Grundsätzlich räumt die Privatrechtsordnung dem Einzelnen weitgehend die Möglichkeit ein, seine rechtlichen Beziehungen zur Umwelt nach seinem eigenen Willen frei zu gestalten (Grundsatz der Privatautonomie). Es kann sohin prinzipiell jeder frei darüber entscheiden, ob er einen Vertrag abschließen will, mit wem und mit welchem Inhalt.

Der Gesetzgeber schränkt die Privatautonomie jedoch in Extremfällen ein, so etwa bei Vorliegen von Zwangslagen, einem enormen Informationsgefälle oder aber eben bei besonders krasser Inäquivalenz von Leistung und Gegenleistung zugunsten des „übervorteilten“ Vertragspartners.

Neben den Regelungen über den Wucher (§ 879 Abs 2 Z 4 ABGB) ist die Verkürzung über die Hälfte (§ 934 ABGB) der häufigste Anwendungsfall dieser zivilrechtlichen Schutzmechanismen.
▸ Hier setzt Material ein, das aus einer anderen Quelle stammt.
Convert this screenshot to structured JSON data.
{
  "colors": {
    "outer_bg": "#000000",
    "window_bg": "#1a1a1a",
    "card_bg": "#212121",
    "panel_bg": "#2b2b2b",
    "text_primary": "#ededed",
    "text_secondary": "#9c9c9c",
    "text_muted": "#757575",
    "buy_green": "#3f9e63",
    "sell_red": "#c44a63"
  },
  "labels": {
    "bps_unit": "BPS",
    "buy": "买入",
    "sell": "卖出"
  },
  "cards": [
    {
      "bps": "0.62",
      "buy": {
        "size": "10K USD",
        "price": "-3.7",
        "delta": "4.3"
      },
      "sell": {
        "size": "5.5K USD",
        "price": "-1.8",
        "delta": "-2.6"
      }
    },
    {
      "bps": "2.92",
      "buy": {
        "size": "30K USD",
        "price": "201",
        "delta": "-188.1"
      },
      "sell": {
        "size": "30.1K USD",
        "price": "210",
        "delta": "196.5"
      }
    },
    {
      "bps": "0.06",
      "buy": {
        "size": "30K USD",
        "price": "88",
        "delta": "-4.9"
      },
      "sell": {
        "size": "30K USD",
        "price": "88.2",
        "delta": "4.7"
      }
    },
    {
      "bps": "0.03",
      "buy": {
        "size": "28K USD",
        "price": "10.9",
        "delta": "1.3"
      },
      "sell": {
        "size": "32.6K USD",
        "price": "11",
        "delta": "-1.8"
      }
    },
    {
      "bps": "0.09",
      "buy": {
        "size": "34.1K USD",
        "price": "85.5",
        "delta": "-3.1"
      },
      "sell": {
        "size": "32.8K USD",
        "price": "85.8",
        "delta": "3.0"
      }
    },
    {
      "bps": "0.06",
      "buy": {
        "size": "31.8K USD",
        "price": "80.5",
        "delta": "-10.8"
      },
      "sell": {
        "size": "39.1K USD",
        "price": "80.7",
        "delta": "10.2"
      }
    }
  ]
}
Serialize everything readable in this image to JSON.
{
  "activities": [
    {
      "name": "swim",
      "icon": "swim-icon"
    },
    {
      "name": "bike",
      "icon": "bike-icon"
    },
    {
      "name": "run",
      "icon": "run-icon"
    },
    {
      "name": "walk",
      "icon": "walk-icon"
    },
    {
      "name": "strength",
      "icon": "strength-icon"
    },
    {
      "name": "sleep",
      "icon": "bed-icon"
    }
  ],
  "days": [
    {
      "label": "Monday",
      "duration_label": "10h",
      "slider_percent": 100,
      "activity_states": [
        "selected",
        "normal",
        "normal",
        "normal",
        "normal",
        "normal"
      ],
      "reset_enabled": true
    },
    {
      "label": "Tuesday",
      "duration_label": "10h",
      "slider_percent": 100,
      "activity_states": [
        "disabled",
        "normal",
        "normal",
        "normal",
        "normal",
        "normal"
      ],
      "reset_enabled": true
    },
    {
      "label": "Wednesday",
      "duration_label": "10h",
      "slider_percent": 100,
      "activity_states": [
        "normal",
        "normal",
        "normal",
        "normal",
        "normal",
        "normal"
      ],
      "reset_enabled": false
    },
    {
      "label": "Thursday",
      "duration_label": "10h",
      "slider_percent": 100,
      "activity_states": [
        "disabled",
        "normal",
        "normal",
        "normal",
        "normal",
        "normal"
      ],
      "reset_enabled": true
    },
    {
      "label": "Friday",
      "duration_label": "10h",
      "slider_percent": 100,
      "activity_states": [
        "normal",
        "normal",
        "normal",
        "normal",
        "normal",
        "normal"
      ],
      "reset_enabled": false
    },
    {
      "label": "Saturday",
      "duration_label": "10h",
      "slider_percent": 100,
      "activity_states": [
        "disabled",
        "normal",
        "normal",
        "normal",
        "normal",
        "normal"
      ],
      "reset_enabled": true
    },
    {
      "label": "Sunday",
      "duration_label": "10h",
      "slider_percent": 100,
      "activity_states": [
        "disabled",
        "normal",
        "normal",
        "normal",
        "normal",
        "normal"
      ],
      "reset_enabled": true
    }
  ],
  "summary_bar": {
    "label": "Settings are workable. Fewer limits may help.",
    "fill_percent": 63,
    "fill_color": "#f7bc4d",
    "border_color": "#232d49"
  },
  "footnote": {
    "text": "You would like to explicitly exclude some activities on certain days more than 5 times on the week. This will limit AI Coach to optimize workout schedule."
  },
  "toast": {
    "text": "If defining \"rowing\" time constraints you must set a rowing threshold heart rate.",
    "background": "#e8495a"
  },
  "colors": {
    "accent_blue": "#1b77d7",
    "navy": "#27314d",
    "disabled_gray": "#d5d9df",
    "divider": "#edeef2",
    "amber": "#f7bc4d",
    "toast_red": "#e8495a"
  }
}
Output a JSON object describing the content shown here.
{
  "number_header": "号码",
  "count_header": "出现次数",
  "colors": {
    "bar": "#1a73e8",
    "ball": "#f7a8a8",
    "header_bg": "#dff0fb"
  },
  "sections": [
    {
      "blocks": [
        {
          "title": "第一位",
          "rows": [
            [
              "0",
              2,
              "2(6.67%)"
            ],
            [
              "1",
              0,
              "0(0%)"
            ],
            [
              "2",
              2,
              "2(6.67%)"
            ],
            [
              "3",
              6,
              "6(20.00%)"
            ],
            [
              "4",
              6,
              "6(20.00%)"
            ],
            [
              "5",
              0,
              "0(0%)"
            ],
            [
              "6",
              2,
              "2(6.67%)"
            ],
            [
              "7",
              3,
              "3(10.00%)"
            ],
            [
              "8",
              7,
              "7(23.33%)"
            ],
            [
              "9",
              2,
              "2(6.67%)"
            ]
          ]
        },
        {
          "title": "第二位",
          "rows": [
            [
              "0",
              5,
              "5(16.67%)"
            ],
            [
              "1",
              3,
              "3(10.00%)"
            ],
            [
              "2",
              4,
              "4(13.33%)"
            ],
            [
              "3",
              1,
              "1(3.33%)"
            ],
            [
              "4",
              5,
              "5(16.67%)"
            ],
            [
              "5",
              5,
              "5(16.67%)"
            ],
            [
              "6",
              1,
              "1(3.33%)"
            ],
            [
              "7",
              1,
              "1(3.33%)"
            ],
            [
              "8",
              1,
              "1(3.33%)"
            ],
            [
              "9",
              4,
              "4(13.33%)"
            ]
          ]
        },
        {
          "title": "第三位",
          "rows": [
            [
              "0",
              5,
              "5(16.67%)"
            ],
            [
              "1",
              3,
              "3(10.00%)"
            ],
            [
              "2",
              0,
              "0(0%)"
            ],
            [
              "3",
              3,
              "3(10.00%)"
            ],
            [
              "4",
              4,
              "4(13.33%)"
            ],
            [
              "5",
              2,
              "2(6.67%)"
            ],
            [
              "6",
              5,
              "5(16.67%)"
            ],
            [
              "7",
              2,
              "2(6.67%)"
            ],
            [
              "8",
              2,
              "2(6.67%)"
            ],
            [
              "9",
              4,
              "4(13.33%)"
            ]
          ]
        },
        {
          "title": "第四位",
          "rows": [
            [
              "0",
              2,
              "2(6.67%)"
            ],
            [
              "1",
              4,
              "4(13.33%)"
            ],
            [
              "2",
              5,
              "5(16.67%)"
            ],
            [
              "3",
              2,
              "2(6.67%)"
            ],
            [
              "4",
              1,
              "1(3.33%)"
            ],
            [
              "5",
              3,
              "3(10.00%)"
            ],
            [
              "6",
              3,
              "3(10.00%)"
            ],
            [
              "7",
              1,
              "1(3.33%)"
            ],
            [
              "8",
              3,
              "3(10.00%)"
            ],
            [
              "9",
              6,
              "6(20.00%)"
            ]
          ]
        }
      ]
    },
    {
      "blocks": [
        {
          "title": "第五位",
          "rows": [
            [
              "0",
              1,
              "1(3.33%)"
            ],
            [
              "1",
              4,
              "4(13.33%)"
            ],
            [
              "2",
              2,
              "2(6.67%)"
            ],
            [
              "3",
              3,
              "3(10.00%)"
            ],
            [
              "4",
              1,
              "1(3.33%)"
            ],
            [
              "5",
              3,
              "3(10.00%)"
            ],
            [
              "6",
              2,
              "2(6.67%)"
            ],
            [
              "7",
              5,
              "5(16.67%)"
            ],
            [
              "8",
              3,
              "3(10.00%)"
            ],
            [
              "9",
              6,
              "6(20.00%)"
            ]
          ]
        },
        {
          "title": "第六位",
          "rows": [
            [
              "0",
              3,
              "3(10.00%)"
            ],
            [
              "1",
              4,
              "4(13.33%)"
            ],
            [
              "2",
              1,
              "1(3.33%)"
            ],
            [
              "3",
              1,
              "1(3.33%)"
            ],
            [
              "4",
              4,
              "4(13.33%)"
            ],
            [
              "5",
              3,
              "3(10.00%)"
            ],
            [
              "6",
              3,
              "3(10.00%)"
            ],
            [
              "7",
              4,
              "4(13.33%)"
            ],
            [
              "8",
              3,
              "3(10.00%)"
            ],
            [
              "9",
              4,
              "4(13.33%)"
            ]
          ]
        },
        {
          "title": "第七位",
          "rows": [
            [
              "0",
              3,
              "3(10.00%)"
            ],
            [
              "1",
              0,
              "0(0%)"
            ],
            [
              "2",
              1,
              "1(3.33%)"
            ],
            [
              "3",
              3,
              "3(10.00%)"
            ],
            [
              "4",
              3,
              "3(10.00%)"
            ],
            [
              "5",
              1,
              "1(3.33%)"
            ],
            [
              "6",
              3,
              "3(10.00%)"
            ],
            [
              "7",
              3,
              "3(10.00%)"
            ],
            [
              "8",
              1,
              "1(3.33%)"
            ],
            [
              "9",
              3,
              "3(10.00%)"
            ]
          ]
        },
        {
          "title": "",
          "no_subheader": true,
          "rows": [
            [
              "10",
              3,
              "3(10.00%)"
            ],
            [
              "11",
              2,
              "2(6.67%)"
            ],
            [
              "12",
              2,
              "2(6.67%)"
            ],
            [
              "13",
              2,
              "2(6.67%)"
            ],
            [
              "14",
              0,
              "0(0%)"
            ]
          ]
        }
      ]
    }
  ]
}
 „Hat bei zweiseitig verbindlichen Geschäften ein Teil nicht einmal die Hälfte dessen, was er dem andern gegeben hat, von diesem an dem gemeinen Wert erhalten, so räumt das Gesetz dem verletzten Teil das Recht ein, die Aufhebung, und die Herstellung in den vorigen Stand zu fordern. Dem andern Teil steht aber bevor, das Geschäft dadurch aufrecht zu erhalten, dass er den Abgang bis zum gemeinen Wert zu ersetzen bereit ist. Das Missverhältnis des Wertes wird nach dem Zeitpunkt des geschlossenen Geschäftes bestimmt.“ (§ 934 ABGB)

Die Bestimmung des § 934 ABGB möchte ein allzu gravierendes Missverhältnis von Leistung und Gegenleistung verhindern. In dem Fall, dass der Wert der Leistung des einen Vertragspartners nicht einmal die Hälfte des objektiven Wertes der Gegenleistung beträgt, so steht dem Verkürzten das (einseitige) Gestaltungsrecht zu, den Vertrag anzufechten, folglich dieser rückwirkend aufzuheben ist.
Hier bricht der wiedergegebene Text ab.